What are the differences between various R quadratic programming solvers? I am looking for a package to help me solve some quadratic optimisation problems and I see there are at least half a dozen different packages. According to this page:
QP (Quadratic programming, 90C20): cplexAPI, kernlab, limSolve, LowRankQP, quadprog, Rcplex, Rmosek
Some of these (Rmosek and cplexAPI) depend on other proprietary packages, so I'm not interested in those.
What are the notable differences between the other QP packages?
 A: *

*Cplex (cplexAPI, Rcplex): is not open source (but there is a yearly renewable free academic licence).  It supports sparse matrices. Was my gotto wrapper for QP while I was using it. Beaware that the academic licence does not allow to use it on many cores (say through mclapply()).

*ipop (the one in kernlab) is implemented in pure R. That makes it unnecessarily slow in big applications. Doesn't support sparse matrices.

*limSolve doesn't solve full fledged QP's, only those where the constraints are of type equality. Not all QP problems can be framed this way, but when then can, they have an explicit solution. Does not support sparse matrices.

*LowRankQP: this one in my experience is a good one (fast compared to the other open source ones).
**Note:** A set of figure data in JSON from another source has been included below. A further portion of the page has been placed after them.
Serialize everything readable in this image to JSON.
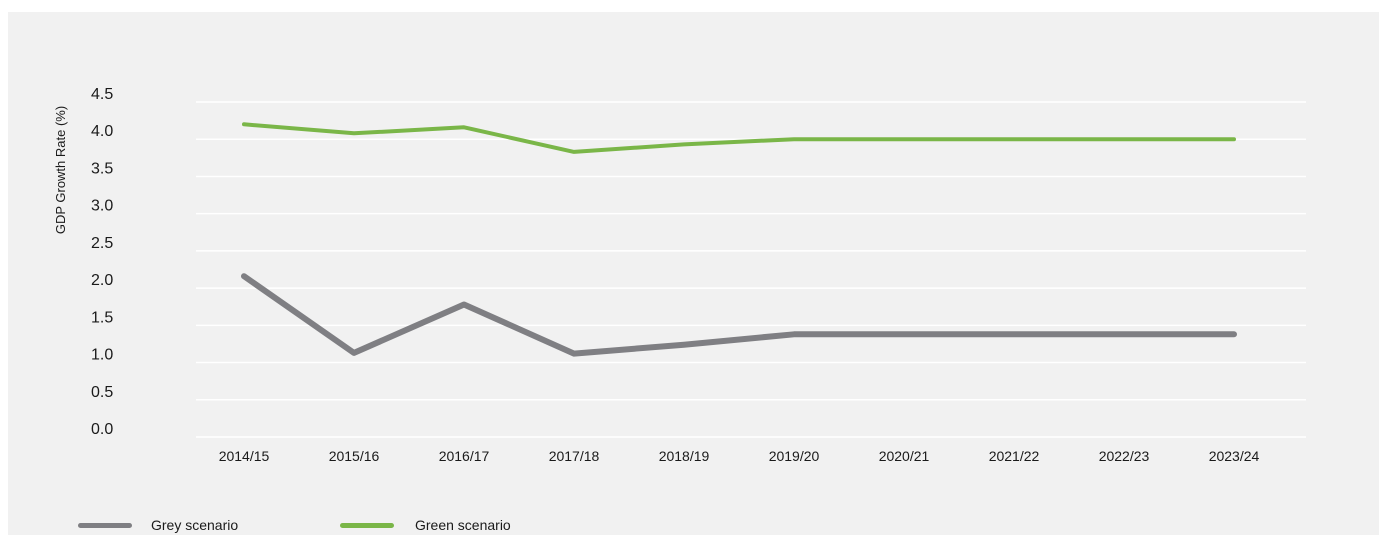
{
  "chart_data": {
    "type": "line",
    "title": "",
    "xlabel": "",
    "ylabel": "GDP Growth Rate (%)",
    "categories": [
      "2014/15",
      "2015/16",
      "2016/17",
      "2017/18",
      "2018/19",
      "2019/20",
      "2020/21",
      "2021/22",
      "2022/23",
      "2023/24"
    ],
    "y_ticks": [
      "0.0",
      "0.5",
      "1.0",
      "1.5",
      "2.0",
      "2.5",
      "3.0",
      "3.5",
      "4.0",
      "4.5"
    ],
    "ylim": [
      0,
      4.5
    ],
    "grid": true,
    "legend_position": "bottom-left",
    "series": [
      {
        "name": "Grey scenario",
        "color": "#7f7f83",
        "values": [
          2.16,
          1.13,
          1.78,
          1.12,
          1.24,
          1.38,
          1.38,
          1.38,
          1.38,
          1.38
        ]
      },
      {
        "name": "Green scenario",
        "color": "#7ab648",
        "values": [
          4.2,
          4.08,
          4.16,
          3.83,
          3.93,
          4.0,
          4.0,
          4.0,
          4.0,
          4.0
        ]
      }
    ]
  }
}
Does not support sparse matrices.

*quadprog: baseline implementation of the Goldfarb & Idnani Dual and Primal-Dual solver. Does not support sparse matrices but quiet fast for moderatly sized problems.

*Rmosek: never tried.

Edit.
Since I wrote this answer, a new package, ipoptr is now available on R-forge. This R-blogger post compares it performance on pure QP with quadprog. In short, ipoptr supports sparse matrix triplets and tends to be much faster than quadprod when the design matrices are sparse. When the design matrices are dense however, quadprog still appears to be significantly faster.